With gas turbines, higher operating temperatures mean greater efficiency with a simultaneous reduction of CO2 emissions. The rising temperatures subject the turbine blades to increasingly severe loads. To prevent the tremendous heat from overly stressing the material and causing the blades to deform or crack, a two-layer coating developed by Siemens is applied to the blades. The outer fine-grained and porous ceramic thermal barrier coating is applied via a special plasma beam method. It can withstand temperatures of roughly 1,200 °C and insulates the turbine blade against this tremendous heat. A necessary adhesion layer also protects the blade metal against oxidation and corrosion. Together with active cooling, these coatings enable many years of safe operation at combustion temperatures of up to 1,400 °C.

The Siemens experts use a plasma cone as the heat source in the plasma spray method that is used to apply the ceramic material. The hot plasma stream melts the ceramic powder particles before depositing the coating by propelling the particles against the blade at high speed. The conventional method uses a standard coating nozzle with a powder injector for the material. This has proved to be very inefficient, however, because coating based on this method takes a relatively long time and the spray nozzle wears away very quickly. This wear causes a steady decrease in the performance of the coating burner. The results include a lot of wasted powder and a continuously changing process. Because a blade is coated in passes and layers, the thickness of the overall coating is uneven and the heat resistance of the blade is inhomogenous. With the latest generation, evenness of the thick thermal barrier coatings must be even more precisely guaranteed than ever before.

“We therefore went looking for a new spray method with which a blade could be coated more thickly, more quickly, and more evenly,” is how Ladru explains his approach.

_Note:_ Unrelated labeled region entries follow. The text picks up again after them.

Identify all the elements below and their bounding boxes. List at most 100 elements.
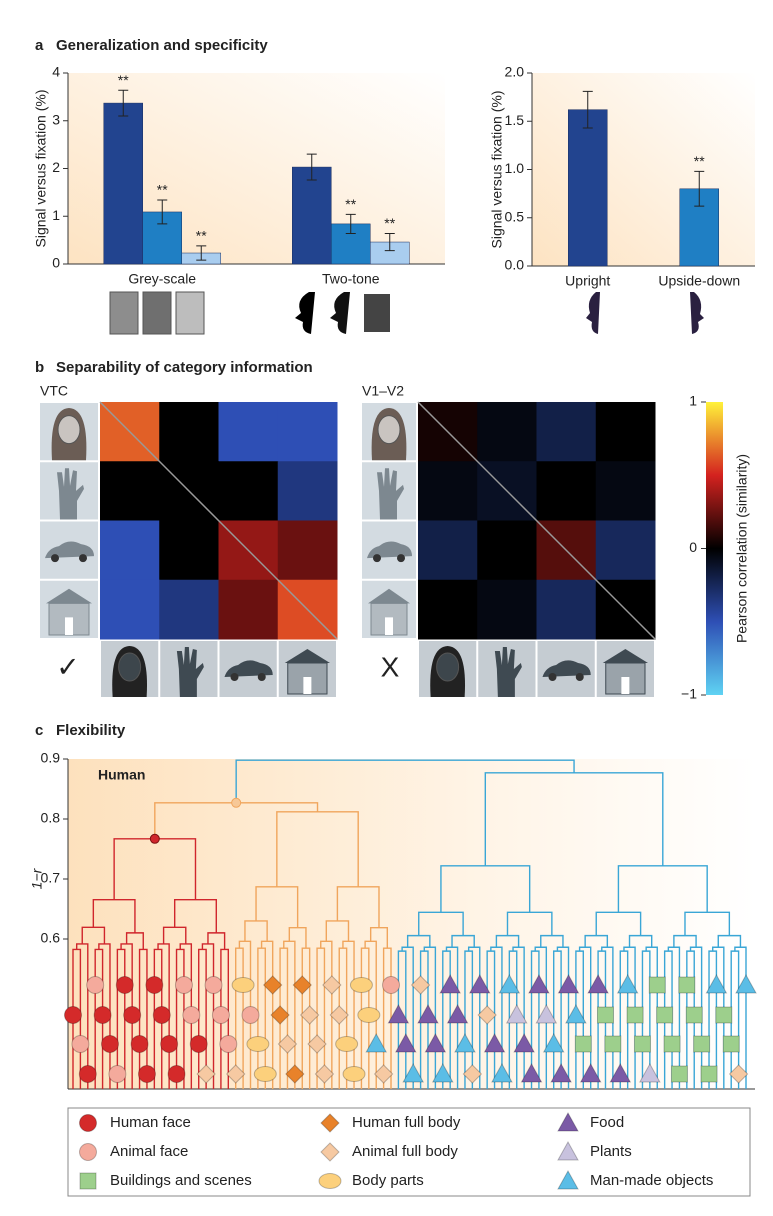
- y-tick-label: 0.8: [41, 810, 61, 826]
- leaf-marker: [373, 1064, 394, 1084]
- heatmap-cell: [477, 520, 537, 581]
- leaf-marker: [693, 1035, 711, 1053]
- branch: [138, 948, 148, 1089]
- car: [45, 541, 94, 559]
- branch: [288, 927, 307, 949]
- heatmap-cell: [100, 579, 160, 640]
- error-bar: [196, 245, 207, 261]
- heatmap-cell: [477, 579, 537, 640]
- verdict: X: [381, 651, 400, 682]
- y-tick-label: 1: [689, 393, 697, 409]
- wheel: [548, 673, 557, 681]
- error-bar: [384, 232, 395, 252]
- icon-house: [596, 641, 654, 697]
- leaf-marker: [182, 1006, 201, 1024]
- leaf-marker: [246, 1036, 270, 1052]
- x-tick-label: Grey-scale: [128, 271, 196, 287]
- leaf-marker: [387, 1003, 410, 1024]
- heatmap-cell: [595, 520, 656, 581]
- heatmap-cell: [159, 520, 219, 581]
- leaf-marker: [735, 973, 757, 994]
- leaf-marker: [335, 1036, 359, 1052]
- leaf-marker: [663, 1035, 681, 1053]
- head: [57, 415, 81, 445]
- leaf-marker: [299, 1005, 320, 1025]
- heatmap-cell: [536, 579, 597, 640]
- y-tick-label: 0.5: [505, 208, 525, 224]
- bar: [292, 166, 332, 265]
- y-axis-label: Signal versus fixation (%): [489, 91, 505, 249]
- leaf-marker: [670, 1065, 688, 1083]
- legend-marker: [557, 1169, 579, 1190]
- y-axis-label: 1−r: [29, 867, 45, 889]
- legend-marker: [79, 1114, 97, 1132]
- leaf-marker: [285, 1064, 305, 1084]
- wheel: [575, 673, 584, 681]
- leaf-marker: [609, 1062, 632, 1083]
- leaf-marker: [491, 1062, 513, 1083]
- branch: [283, 940, 296, 1089]
- leaf-marker: [596, 1006, 614, 1024]
- error-bar: [118, 89, 129, 117]
- legend-label: Human full body: [352, 1114, 461, 1131]
- y-tick-label: 4: [52, 64, 60, 80]
- icon-car: [40, 521, 98, 579]
- leaf-marker: [342, 1066, 366, 1082]
- heatmap-cell: [595, 402, 656, 462]
- leaf-marker: [685, 1006, 703, 1024]
- significance-label: **: [118, 72, 129, 88]
- leaf-marker: [616, 973, 639, 994]
- icon-face: [40, 403, 98, 461]
- branch: [467, 946, 481, 1089]
- leaf-marker: [626, 1006, 644, 1024]
- icon-hand: [362, 462, 416, 520]
- leaf-marker: [349, 977, 373, 993]
- thumbnail: [109, 291, 139, 335]
- y-tick-label: 2.0: [505, 64, 525, 80]
- panel-title: Generalization and specificity: [56, 37, 268, 54]
- heatmap-cell: [277, 402, 338, 462]
- panel-label: b: [35, 359, 44, 376]
- y-tick-label: −1: [681, 686, 697, 702]
- leaf-marker: [160, 1035, 179, 1053]
- heatmap-cell: [418, 461, 478, 521]
- leaf-marker: [468, 973, 491, 994]
- leaf-marker: [550, 1062, 572, 1083]
- door: [385, 617, 393, 635]
- colorbar-label: Pearson correlation (similarity): [734, 454, 750, 643]
- leaf-marker: [587, 973, 609, 994]
- x-tick-label: Upright: [565, 273, 610, 289]
- branch: [578, 946, 592, 1089]
- heatmap-cell: [277, 520, 338, 581]
- significance-label: **: [384, 215, 395, 231]
- leaf-marker: [204, 976, 223, 994]
- colorbar: [706, 402, 723, 695]
- leaf-marker: [382, 976, 401, 994]
- significance-label: **: [345, 196, 356, 212]
- legend-label: Body parts: [352, 1172, 424, 1189]
- heatmap-title: VTC: [40, 383, 68, 399]
- plot-background: [532, 73, 755, 266]
- roof: [368, 588, 410, 604]
- leaf-marker: [329, 1005, 349, 1025]
- leaf-marker: [394, 1032, 417, 1053]
- error-bar: [694, 170, 705, 207]
- leaf-marker: [189, 1035, 208, 1053]
- branch: [490, 946, 503, 1089]
- bar: [568, 109, 608, 267]
- join: [235, 759, 575, 803]
- wheel: [230, 673, 239, 681]
- hand: [494, 647, 522, 697]
- leaf-marker: [174, 976, 193, 994]
- icon-car: [537, 641, 595, 697]
- legend-label: Man-made objects: [590, 1172, 713, 1189]
- leaf-marker: [728, 1064, 749, 1084]
- leaf-marker: [528, 973, 550, 994]
- branch: [207, 932, 226, 950]
- branch: [401, 946, 414, 1089]
- y-tick-label: 0.6: [41, 930, 61, 946]
- leaf-marker: [137, 1065, 156, 1083]
- branch: [325, 920, 350, 942]
- x-tick-label: Upside-down: [658, 273, 740, 289]
- heatmap-cell: [159, 402, 219, 462]
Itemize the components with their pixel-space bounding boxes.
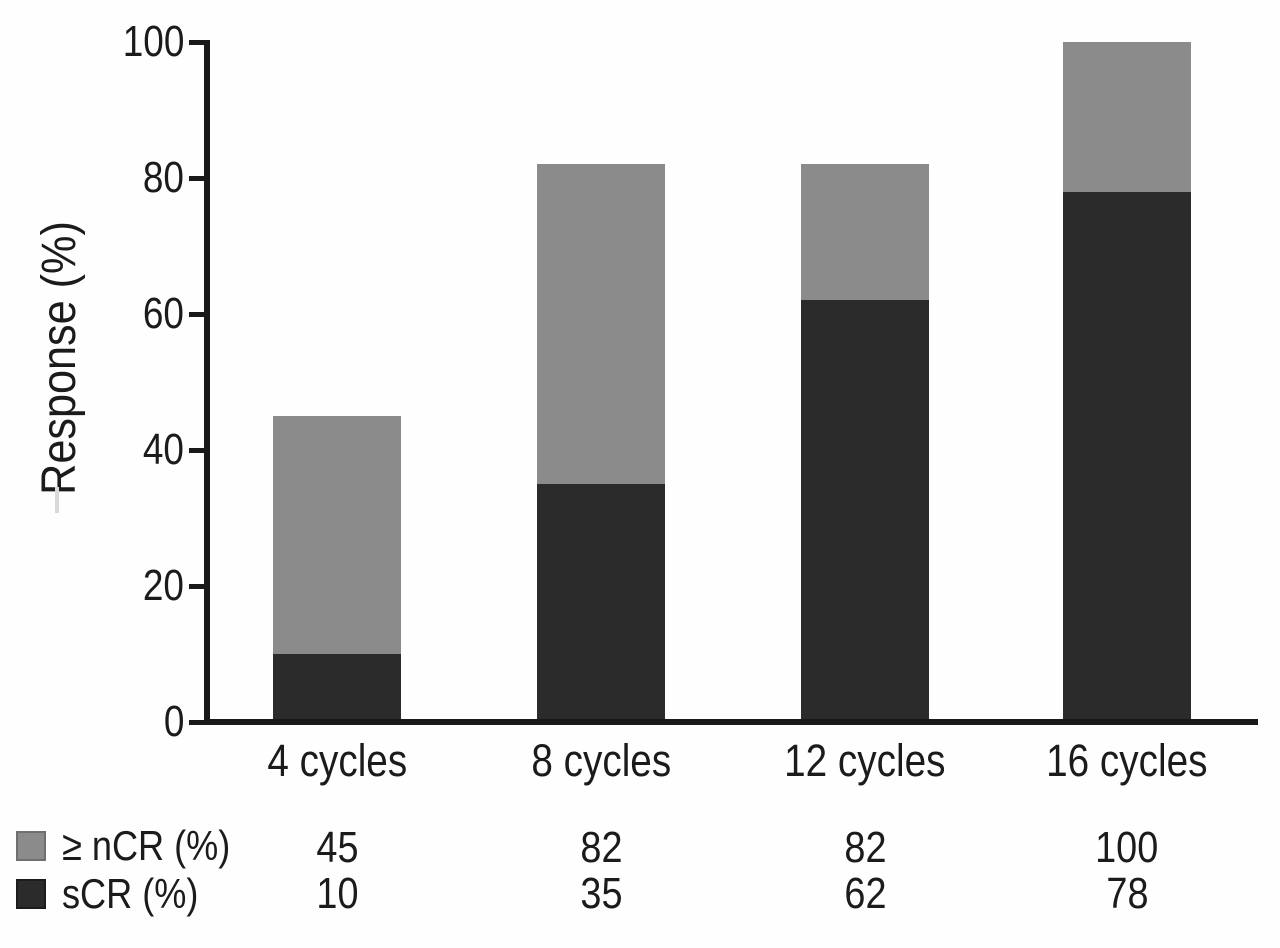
bar-segment-scr	[801, 300, 929, 719]
legend-label-text: ≥ nCR (%)	[62, 822, 231, 869]
scan-artifact	[55, 487, 59, 513]
bar-group	[273, 416, 401, 719]
y-tick-mark	[189, 448, 204, 453]
table-value-text: 82	[843, 823, 887, 872]
y-tick-mark	[189, 40, 204, 45]
table-value-cell: 82	[765, 824, 965, 872]
x-category-label-text: 16 cycles	[1046, 735, 1208, 786]
legend-row-ncr: ≥ nCR (%)	[16, 822, 258, 870]
legend-label-text: sCR (%)	[62, 870, 199, 917]
table-value-text: 100	[1095, 823, 1159, 872]
y-tick-label-text: 60	[142, 289, 184, 338]
legend-row-scr: sCR (%)	[16, 870, 221, 918]
bar-segment-scr	[273, 654, 401, 719]
bar-segment-ncr	[801, 164, 929, 300]
y-tick-label-text: 100	[122, 17, 184, 66]
table-value-text: 82	[579, 823, 623, 872]
bar-group	[537, 164, 665, 719]
y-tick-label: 20	[84, 561, 184, 611]
scr-legend-swatch-icon	[16, 879, 46, 909]
y-tick-label-text: 20	[142, 561, 184, 610]
bar-segment-ncr	[1063, 42, 1191, 192]
table-value-text: 45	[315, 823, 359, 872]
ncr-legend-swatch-icon	[16, 831, 46, 861]
legend-label: sCR (%)	[62, 870, 221, 918]
bar-segment-ncr	[273, 416, 401, 654]
bar-group	[1063, 42, 1191, 719]
y-tick-mark	[189, 720, 204, 725]
table-value-cell: 10	[237, 870, 437, 918]
table-value-text: 78	[1105, 869, 1149, 918]
y-tick-label: 40	[84, 425, 184, 475]
x-category-label-text: 12 cycles	[784, 735, 946, 786]
table-value-cell: 35	[501, 870, 701, 918]
table-value-cell: 62	[765, 870, 965, 918]
y-tick-label-text: 0	[163, 697, 184, 746]
x-category-label-text: 8 cycles	[531, 735, 671, 786]
bar-segment-ncr	[537, 164, 665, 484]
table-value-cell: 78	[1027, 870, 1227, 918]
y-tick-mark	[189, 176, 204, 181]
x-category-label: 4 cycles	[207, 736, 467, 786]
y-tick-mark	[189, 312, 204, 317]
y-tick-label: 0	[84, 697, 184, 747]
x-category-label-text: 4 cycles	[267, 735, 407, 786]
table-value-text: 10	[315, 869, 359, 918]
x-category-label: 16 cycles	[997, 736, 1257, 786]
y-tick-label-text: 40	[142, 425, 184, 474]
bar-group	[801, 164, 929, 719]
y-axis-title: Response (%)	[33, 205, 86, 511]
legend-label: ≥ nCR (%)	[62, 822, 258, 870]
table-value-text: 62	[843, 869, 887, 918]
bar-segment-scr	[537, 484, 665, 719]
table-value-cell: 45	[237, 824, 437, 872]
y-axis-line	[204, 40, 210, 725]
x-category-label: 12 cycles	[735, 736, 995, 786]
bar-segment-scr	[1063, 192, 1191, 719]
x-category-label: 8 cycles	[471, 736, 731, 786]
y-tick-label: 60	[84, 289, 184, 339]
table-value-cell: 82	[501, 824, 701, 872]
x-axis-line	[204, 719, 1258, 725]
table-value-cell: 100	[1027, 824, 1227, 872]
y-tick-mark	[189, 584, 204, 589]
y-tick-label-text: 80	[142, 153, 184, 202]
y-tick-label: 100	[84, 17, 184, 67]
y-axis-title-text: Response (%)	[33, 221, 86, 495]
table-value-text: 35	[579, 869, 623, 918]
y-tick-label: 80	[84, 153, 184, 203]
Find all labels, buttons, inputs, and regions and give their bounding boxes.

At the time, Ladru was still a Group Leader at Turbine Airfoil Coating and Repair GmbH (TACR Berlin), a joint venture between Siemens Energy and the turbine blade specialist Chromalloy Gas Turbine Corporation. By striving to optimize the spray method, he finally came up with his unique idea. Three spray injectors would be used instead of just one, and rather than adding the powder material after the plasma exits the nozzle, it would be added in the flow channel immediately downstream of the arc that generates the argon-hydrogen plasma. The three internal injectors distribute the material much more evenly and ensure optimal melting.

“The three rotating nozzles reduced the coating time by more than 30 percent,” says Ladru. The new method also has other advantages. The plasma spray system consumes around 40 percent less ceramic powder, while the service life of the nozzle increases from 40 to around 100 hours. What’s more, it is now much easier to set up the system correctly again after it had been shut down for maintenance or to change coatings, for example. Ladru developed the coating nozzle in collaboration with the Swiss company Medicoat AG, which specializes in coatings for medical technology. Ladru is particularly pleased about being named Inventor of the Year “because it underscores that innovative work driven by a pioneering spirit is also being performed at the Siemens joint venture company.”

A native of the Netherlands, Ladru has stayed true to the subject of materials since beginning his studies of material science in the Dutch city of Delft. “When I was young, I met a lot of friendly Germans while vacationing in Austria and while windsurfing on the Dutch coast. Given these positive experiences and my desire to learn German, I decided to write my degree thesis at RWTH Aachen University,” he reports. He also earned his PhD at the Surface Engineering Institute in Aachen. The subject of his doctoral thesis was very closely related to his later field of work: the “Development of an online process control for atmospheric plasma spraying for the production of thick thermal barrier coatings.” After receiving his PhD in 1999, he joined TACR in Berlin, where he worked for nearly 11 years before transferring to the parent company, Siemens, in 2010. He has 60 invention applications, 16 granted individual patents, and 36 IPR families to his name. As Head of the Technical Services Blades and Vanes group, he is responsible at Siemens for providing technical support to suppliers of compressor and turbine blades. His long years of experience working for a supplier and with the technology, plus his contacts throughout the world, are a great help to him in this field.

Ladru also has private roots in his new hometown of Berlin – he met his wife there. Both are passionate Salsa dancers, a hobby for which they have had little time since the birth of their child, however. Since the family built a house directly on the Havel River – ”a true Dutchman simply has to be close to the water” – Ladru has switched from windsurfing to sailing and can set sail from his own private dock.